Поскольку все происхождение - это догадки, а de fontibus non disputandum - не спорный вопрос, воображение может свободно играть, представляя себе зарождение речи. Возможно, первой формой языка, который можно определить как общение с помощью знаков, был любовный призыв одного животного к другому. В этом смысле джунгли, леса и прерии живут речью. Крики предупреждения или ужаса, призыв матери к выводку, кудахтанье и гогот эйфорического или репродуктивного экстаза, перекрикивания с дерева на дерево - все это свидетельствует о напряженной подготовке животного царства к восприятию величественной речи человека. Дикая девочка, найденная среди животных в лесу близ Шалона (Франция), не имела иной речи, кроме жуткого визга и воя. Эти живые звуки леса кажутся бессмысленными нашему провинциальному уху; мы подобны философскому пуделю Рике, который говорит о М. Бержере: "Все, что произносит мой голос, что-то значит; но из уст моего хозяина исходит много глупостей". Уитмен и Крейг обнаружили странную корреляцию между действиями и восклицаниями голубей; Дюпон научился различать двенадцать специфических звуков, используемых птицами и голубями, пятнадцать - собаками и двадцать два - рогатым скотом; Гарнер обнаружил, что обезьяны ведут свои бесконечные пересуды, используя не менее двадцати различных звуков, плюс репертуар жестов; и от этих скромных словарей несколько шагов ведут нас к тремстам словам, которых достаточно некоторым непритязательным людям.2
Жест кажется первичным, а речь вторичной при передаче мысли; и когда речь не работает, жест снова выходит на первый план. Среди североамериканских индейцев, у которых было бесчисленное множество диалектов, супружеские пары часто происходили из разных племен и поддерживали связь и согласие скорее жестами, чем речью; одна пара, известная Льюису Моргану, использовала молчаливые знаки в течение трех лет. В некоторых индейских языках жесты занимали столь значительное место, что арапахо, как и некоторые современные народы, с трудом могли разговаривать в темноте.3 Возможно, первыми человеческими словами были междометия, выражающие эмоции, как у животных; затем демонстративные слова, сопровождающие жесты, указывающие направление; и подражательные звуки, которые со временем стали названиями предметов или действий, которые они имитировали.

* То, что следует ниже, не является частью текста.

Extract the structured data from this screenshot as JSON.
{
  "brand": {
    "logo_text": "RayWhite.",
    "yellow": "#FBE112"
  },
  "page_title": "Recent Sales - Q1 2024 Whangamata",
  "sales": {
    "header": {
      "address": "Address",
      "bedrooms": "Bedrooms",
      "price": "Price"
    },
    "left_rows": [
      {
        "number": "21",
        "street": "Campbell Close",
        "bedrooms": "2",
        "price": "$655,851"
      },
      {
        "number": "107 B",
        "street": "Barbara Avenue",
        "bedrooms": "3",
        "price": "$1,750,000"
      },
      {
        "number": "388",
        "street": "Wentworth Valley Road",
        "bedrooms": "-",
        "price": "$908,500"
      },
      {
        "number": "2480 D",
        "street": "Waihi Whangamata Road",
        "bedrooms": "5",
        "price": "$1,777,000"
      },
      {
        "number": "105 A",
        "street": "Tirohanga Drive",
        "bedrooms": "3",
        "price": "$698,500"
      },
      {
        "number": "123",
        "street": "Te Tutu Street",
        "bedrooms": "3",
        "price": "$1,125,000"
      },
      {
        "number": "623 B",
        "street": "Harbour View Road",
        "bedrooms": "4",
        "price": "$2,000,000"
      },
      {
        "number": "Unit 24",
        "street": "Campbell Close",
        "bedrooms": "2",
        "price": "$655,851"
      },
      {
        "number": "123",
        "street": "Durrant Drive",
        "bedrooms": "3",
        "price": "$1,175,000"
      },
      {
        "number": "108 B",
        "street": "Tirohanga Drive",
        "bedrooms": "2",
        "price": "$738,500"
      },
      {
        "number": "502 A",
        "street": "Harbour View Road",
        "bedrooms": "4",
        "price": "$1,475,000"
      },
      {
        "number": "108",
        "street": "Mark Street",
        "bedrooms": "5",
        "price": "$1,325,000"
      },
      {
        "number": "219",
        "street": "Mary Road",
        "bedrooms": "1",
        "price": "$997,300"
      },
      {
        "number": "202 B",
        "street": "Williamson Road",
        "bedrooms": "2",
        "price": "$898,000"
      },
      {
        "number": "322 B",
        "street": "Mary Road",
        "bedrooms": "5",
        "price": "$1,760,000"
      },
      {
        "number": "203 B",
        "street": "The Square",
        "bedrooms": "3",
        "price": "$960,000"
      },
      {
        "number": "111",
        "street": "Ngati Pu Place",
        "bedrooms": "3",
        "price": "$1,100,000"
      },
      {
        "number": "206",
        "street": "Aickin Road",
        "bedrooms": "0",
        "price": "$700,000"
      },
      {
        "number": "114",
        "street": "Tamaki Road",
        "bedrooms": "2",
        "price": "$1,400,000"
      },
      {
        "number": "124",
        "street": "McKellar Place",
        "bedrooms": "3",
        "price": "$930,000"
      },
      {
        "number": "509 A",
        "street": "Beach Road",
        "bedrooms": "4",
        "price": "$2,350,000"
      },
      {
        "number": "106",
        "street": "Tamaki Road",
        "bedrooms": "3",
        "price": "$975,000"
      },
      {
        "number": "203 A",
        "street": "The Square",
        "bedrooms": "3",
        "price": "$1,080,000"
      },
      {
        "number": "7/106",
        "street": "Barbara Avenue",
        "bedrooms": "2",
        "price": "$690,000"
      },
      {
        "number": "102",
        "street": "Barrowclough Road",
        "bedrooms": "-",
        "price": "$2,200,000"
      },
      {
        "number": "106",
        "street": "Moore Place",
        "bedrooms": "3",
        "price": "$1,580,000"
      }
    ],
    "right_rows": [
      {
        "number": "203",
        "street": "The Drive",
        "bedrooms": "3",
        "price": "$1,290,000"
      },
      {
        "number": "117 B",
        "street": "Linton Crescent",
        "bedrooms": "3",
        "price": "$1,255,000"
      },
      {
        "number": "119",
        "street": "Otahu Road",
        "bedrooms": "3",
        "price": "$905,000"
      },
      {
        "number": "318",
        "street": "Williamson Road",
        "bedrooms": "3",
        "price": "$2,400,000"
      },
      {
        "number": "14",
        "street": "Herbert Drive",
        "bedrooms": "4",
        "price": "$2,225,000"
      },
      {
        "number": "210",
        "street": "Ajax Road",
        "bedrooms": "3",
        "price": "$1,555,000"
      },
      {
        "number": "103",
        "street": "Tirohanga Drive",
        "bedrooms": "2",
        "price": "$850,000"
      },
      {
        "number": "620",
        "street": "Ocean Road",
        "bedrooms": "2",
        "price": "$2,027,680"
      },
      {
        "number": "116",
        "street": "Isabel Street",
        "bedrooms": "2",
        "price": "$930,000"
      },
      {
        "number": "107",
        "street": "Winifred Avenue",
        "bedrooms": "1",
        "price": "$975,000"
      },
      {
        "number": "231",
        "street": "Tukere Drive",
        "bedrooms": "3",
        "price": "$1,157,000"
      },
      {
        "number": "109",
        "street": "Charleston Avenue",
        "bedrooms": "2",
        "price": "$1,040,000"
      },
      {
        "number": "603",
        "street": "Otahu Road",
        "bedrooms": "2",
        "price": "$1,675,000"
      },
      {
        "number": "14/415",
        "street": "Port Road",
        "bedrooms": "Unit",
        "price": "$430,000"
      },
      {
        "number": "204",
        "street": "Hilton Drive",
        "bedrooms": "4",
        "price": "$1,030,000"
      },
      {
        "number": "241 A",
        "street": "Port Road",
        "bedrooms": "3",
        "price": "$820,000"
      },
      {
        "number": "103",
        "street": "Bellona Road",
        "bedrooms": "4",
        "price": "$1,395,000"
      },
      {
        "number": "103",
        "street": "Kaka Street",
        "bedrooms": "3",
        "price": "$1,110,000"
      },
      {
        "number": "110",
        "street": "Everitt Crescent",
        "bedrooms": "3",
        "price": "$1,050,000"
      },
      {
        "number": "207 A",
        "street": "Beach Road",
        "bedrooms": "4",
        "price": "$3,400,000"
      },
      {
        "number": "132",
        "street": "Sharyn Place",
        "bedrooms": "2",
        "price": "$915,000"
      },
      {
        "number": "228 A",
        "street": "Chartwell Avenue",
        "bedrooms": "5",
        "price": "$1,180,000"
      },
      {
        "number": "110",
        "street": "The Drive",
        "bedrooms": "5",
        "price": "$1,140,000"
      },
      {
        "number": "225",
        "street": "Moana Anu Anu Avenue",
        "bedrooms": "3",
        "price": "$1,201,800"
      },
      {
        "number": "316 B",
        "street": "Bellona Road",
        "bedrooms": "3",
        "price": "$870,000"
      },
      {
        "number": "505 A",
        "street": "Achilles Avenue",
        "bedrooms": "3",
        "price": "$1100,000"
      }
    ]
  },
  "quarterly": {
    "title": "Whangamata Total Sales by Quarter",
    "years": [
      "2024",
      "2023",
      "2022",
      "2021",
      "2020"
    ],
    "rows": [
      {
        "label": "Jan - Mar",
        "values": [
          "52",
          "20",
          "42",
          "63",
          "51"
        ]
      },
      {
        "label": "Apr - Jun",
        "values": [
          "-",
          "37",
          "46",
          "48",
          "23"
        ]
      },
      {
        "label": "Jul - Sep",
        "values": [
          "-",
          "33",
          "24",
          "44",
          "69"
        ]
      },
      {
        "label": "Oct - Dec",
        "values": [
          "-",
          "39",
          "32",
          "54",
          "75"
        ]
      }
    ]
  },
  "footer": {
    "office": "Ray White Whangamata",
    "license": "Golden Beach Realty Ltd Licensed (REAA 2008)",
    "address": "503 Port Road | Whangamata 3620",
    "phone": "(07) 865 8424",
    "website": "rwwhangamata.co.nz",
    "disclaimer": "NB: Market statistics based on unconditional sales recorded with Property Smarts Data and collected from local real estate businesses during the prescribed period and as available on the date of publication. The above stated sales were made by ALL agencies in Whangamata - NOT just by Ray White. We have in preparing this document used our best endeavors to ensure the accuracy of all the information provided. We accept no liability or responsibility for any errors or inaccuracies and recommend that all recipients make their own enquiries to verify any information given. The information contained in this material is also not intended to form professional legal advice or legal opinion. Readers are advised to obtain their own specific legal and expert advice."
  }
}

Даже спустя неопределенные тысячелетия языковых изменений и осложнений каждый язык по-прежнему содержит сотни звукоподражательных слов - рев, шум, ропот, дрожь, хихиканье, стон, шипение, гул, гогот и т. д.* У племени текуна из древней Бразилии был совершенный глагол для чихания: хайтшу.5 Из таких начал, возможно, и возникли корневые слова каждого языка. Ренан свел все древнееврейские слова к пятистам корням, а Скит - почти все европейские слова к четыремстам корням.†
Языки природных народов не обязательно примитивны в каком-либо смысле: многие из них просты по лексике и структуре, но некоторые из них так же сложны и многословны, как наш собственный, и более высокоорганизованны, чем китайский.7 Однако почти все примитивные языки ограничивают себя чувственными и конкретными понятиями и одинаково бедны общими или абстрактными терминами. Так, у австралийских аборигенов есть название для хвоста собаки, другое название для хвоста коровы, но у них нет названия для хвоста в целом.8 У тасманийцев были отдельные названия для конкретных деревьев, но не было общего названия для дерева; у индейцев чокто были названия для черного дуба, белого дуба и красного дуба, но не было названия для дуба, тем более для дерева. Несомненно, прошло много поколений, прежде чем имя собственное превратилось в общее существительное. Во многих племенах нет отдельных слов для обозначения цвета в отличие от окрашенного предмета; нет слов для таких абстракций, как тон, пол, вид, пространство, дух, инстинкт, разум, количество, надежда, страх, материя, сознание и т. д.9 Такие абстрактные термины, кажется, растут во взаимной связи причины и следствия с развитием мысли; они становятся инструментами тонкости и символами цивилизации.
Несущие людям столько даров, слова казались им божественным благом и святыней; они стали предметом магических формул, наиболее почитаемых, когда они наиболее бессмысленны; и они до сих пор остаются священными в мистериях, где, например, Слово становится плотью. Они способствовали не только более ясному мышлению, но и лучшей социальной организации; они скрепили поколения ментально, обеспечив лучшую среду для образования и передачи знаний и искусств; они создали новый орган коммуникации, с помощью которого одна доктрина или вера могла сформировать народ в однородное единство. Они открыли новые дороги для транспортировки и движения идей, безмерно ускорили темп и расширили диапазон и содержание жизни. Равнялось ли какое-либо другое изобретение по силе и славе с обычным существительным?